I was recently asked to take charge of our unit's physical training program given I have some history and success with physical training. The Air Force recently instituted changes that have made our physical training test more demanding and our folks have stepped up. Every week this winter they have inspired me as at O'dark thirty they have gotten up and while most people are still in bed and joined to run and workout. Because of the nature of this particular group, most are over the age of 40 and yet they can run circles around the typical young adult. How many folks are out running 2-4 miles on a regular basis before dawn? Every single one of my airmen. Then they go to work and turn in at full pace worked packed 8-14 hour days (depending on the day and the demands of the job). Many of these guys are at their stations getting the job done 7 days a week. Dedication. Hard work. Production. They are amazing.

But beyond this they serve as an inspiration -- not just the one's in uniform but our extended Air Force family -- our civilian employees and our families. When one of my chapel ladies came down with cancer the biggest challenge that presented itself was finding a way to plug in all the folks who stepped forward to enfold this family in their arms and to help. From food, to child care, to transportation, to singing Christmas carols on the doorstep... there was no doubt this family would have anything they needed so they could concentrate on getting Mom well. With my airmen this is not the exception... this is the standard.

I love my job because I love these people.

This week sometime we will remember one of our fallen airmen... a young 20 year old man, Christoffer Johnson, who when the time for deployment into harm's way came, stepped forward and volunteered to stand the line between evil and liberty. He was killed while on patrol in the desert in a vehicle accident. A true loss of a noble heart.

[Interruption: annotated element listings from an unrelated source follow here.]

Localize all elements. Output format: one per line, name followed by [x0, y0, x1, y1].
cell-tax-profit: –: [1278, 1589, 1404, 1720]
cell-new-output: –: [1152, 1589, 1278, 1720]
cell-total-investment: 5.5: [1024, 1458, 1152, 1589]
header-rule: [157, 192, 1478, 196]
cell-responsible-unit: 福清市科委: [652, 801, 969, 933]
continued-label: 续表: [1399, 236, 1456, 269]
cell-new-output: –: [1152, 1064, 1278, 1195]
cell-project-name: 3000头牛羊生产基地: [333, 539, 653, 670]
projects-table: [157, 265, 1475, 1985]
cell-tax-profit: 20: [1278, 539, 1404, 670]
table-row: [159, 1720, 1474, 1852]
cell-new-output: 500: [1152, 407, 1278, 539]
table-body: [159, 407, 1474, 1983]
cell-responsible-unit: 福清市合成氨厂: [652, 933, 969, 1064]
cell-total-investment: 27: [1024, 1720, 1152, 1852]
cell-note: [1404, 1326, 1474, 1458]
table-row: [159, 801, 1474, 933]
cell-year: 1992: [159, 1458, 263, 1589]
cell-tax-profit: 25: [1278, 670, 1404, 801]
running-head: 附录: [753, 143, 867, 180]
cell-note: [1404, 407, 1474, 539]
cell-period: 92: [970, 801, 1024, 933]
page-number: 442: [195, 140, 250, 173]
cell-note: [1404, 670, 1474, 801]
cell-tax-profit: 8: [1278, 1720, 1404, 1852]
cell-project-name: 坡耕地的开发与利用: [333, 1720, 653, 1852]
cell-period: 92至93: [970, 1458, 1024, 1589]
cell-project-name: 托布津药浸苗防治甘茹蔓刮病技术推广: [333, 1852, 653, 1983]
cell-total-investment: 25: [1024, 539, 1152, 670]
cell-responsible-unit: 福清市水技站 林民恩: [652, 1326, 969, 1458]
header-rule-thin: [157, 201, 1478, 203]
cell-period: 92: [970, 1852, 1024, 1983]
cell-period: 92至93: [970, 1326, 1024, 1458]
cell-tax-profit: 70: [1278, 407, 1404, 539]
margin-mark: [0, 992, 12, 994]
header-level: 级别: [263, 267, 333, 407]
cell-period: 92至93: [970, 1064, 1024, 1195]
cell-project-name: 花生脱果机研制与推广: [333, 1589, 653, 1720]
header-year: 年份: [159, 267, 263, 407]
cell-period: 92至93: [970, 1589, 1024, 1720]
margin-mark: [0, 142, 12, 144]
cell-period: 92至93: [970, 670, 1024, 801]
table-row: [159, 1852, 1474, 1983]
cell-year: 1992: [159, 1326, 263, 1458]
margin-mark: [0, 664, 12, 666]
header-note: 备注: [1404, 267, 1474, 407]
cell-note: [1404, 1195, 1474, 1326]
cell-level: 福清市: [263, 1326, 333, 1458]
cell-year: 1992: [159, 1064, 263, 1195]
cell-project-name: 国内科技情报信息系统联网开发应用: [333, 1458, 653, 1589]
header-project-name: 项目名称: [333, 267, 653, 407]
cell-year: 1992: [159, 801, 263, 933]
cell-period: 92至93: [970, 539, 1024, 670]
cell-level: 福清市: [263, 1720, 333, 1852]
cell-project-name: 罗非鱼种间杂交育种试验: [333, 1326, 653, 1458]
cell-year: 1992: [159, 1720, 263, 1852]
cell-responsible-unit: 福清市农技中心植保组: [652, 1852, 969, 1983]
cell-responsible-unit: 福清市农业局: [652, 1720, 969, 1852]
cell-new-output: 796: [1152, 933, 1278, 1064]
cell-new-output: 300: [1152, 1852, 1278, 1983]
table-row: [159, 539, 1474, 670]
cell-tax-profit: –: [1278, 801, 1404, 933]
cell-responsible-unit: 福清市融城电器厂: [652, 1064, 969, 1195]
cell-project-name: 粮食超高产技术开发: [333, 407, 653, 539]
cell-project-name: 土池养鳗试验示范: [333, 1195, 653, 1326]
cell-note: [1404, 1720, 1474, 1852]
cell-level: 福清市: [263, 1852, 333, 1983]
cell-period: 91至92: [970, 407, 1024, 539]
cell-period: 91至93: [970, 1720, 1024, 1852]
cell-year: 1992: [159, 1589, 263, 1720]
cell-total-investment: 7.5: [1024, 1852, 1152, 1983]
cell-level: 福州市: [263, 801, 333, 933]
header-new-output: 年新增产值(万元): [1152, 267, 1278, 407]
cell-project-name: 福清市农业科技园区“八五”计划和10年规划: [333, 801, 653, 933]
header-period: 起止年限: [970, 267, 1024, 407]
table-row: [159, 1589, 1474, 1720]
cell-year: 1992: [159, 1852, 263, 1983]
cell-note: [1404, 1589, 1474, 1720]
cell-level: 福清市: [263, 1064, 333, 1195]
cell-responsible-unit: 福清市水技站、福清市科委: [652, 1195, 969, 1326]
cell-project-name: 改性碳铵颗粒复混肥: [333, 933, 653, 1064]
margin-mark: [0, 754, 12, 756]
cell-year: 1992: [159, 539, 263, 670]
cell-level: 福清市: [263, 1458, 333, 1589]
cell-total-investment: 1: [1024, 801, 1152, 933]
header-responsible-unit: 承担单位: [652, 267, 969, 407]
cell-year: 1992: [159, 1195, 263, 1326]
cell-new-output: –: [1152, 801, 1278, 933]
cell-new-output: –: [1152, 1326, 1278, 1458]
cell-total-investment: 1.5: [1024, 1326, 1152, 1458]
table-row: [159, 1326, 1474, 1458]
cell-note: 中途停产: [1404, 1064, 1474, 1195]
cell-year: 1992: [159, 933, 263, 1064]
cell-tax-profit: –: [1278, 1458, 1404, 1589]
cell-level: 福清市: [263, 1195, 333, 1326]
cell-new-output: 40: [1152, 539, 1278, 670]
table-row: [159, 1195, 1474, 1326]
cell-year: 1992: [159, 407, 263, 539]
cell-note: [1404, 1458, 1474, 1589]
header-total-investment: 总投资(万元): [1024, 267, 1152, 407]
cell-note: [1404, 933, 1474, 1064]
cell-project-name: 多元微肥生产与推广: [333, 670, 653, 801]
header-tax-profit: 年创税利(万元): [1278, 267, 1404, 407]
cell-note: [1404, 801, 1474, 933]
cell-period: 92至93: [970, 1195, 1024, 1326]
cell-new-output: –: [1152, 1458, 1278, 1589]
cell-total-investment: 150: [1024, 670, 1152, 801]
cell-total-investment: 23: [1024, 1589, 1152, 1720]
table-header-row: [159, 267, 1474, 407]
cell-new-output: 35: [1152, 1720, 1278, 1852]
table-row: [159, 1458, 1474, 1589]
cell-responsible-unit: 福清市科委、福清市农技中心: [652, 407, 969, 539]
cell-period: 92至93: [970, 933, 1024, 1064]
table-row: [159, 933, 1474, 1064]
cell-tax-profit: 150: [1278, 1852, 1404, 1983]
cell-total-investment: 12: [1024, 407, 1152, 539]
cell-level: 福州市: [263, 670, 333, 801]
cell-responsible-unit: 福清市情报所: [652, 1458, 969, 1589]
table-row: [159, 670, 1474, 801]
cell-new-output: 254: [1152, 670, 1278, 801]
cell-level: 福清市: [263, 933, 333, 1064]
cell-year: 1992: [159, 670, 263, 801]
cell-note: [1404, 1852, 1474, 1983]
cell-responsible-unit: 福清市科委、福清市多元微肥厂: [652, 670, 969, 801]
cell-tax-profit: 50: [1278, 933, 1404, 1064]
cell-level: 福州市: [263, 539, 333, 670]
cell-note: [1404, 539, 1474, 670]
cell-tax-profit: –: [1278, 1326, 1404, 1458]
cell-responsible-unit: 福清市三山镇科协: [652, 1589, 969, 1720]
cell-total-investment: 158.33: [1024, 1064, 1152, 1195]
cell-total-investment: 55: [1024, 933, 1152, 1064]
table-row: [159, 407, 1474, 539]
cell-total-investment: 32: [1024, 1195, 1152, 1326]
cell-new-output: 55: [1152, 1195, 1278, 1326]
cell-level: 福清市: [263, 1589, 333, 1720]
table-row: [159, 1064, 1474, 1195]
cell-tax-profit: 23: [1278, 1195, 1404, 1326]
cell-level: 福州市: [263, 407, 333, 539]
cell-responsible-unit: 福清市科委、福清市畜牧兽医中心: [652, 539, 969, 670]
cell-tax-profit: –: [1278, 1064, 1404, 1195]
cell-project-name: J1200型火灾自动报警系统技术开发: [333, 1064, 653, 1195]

I love my job because I get to serve with these people and I get to serve these people. I've been invited into the lives of those grieving the loss of loved ones, and those struggling to hold their marriages together through financial difficulty and long separations. I've celebrated with families when blessed with the news of coming little ones and I've joined folks together in marriage. I've laid to rest thousands of veterans with honor and I've had the honor of praying for a multitude of retirements, promotion ceremonies, WWII squadron reunions, laid wreaths at the graves of fallen soldiers in Arlington, and prayed to remember the fallen at Kohbar Towers. I've preached all over the US, in South Korea, in the United Kingdom and in Iraq. I've prayed for soldiers as they geared up to patrol the streets of Kirkuk and airmen as they moved out to take their post on the perimeter in the midst of the desert. I've prayed with EOD troops who lost a comrad and held the hands and prayed for those who came to our hospital as their first step home after being wounded. I've carried my brothers on their first steps home when they have fallen and stood with my fellow warriors rendering salute as the plane made its taxi to take our fallen home. I've done marriage enhancement seminars, played with military youth, talked about the difficulties of parents who go to war with these kids. I've conducted suicide prevention briefs and divorce recovery groups. I have stood in the presence of giants like Col (ret.) Norm McDaniel who came and spoke for me last year at our National Prayer Breakfast in Korea.

I remember when I was a young man and not certain where I was going praying to God that I didn't ask for an easy path just a possible path and one that would make a difference. I love my job because every days I am invited into the lives of my fellow service members to make a difference and with them -- we do make a difference.

I would miss my job if asked to leave. I would miss these people. It would be especially hard to leave in the midst of a war when it is not yet finished. Too much is at stake. But if I am asked to separate I will be thankful that I've had six years, the best six years thus far of my life, to serve with the finest folks doing the most important thing that can be done in the world right now.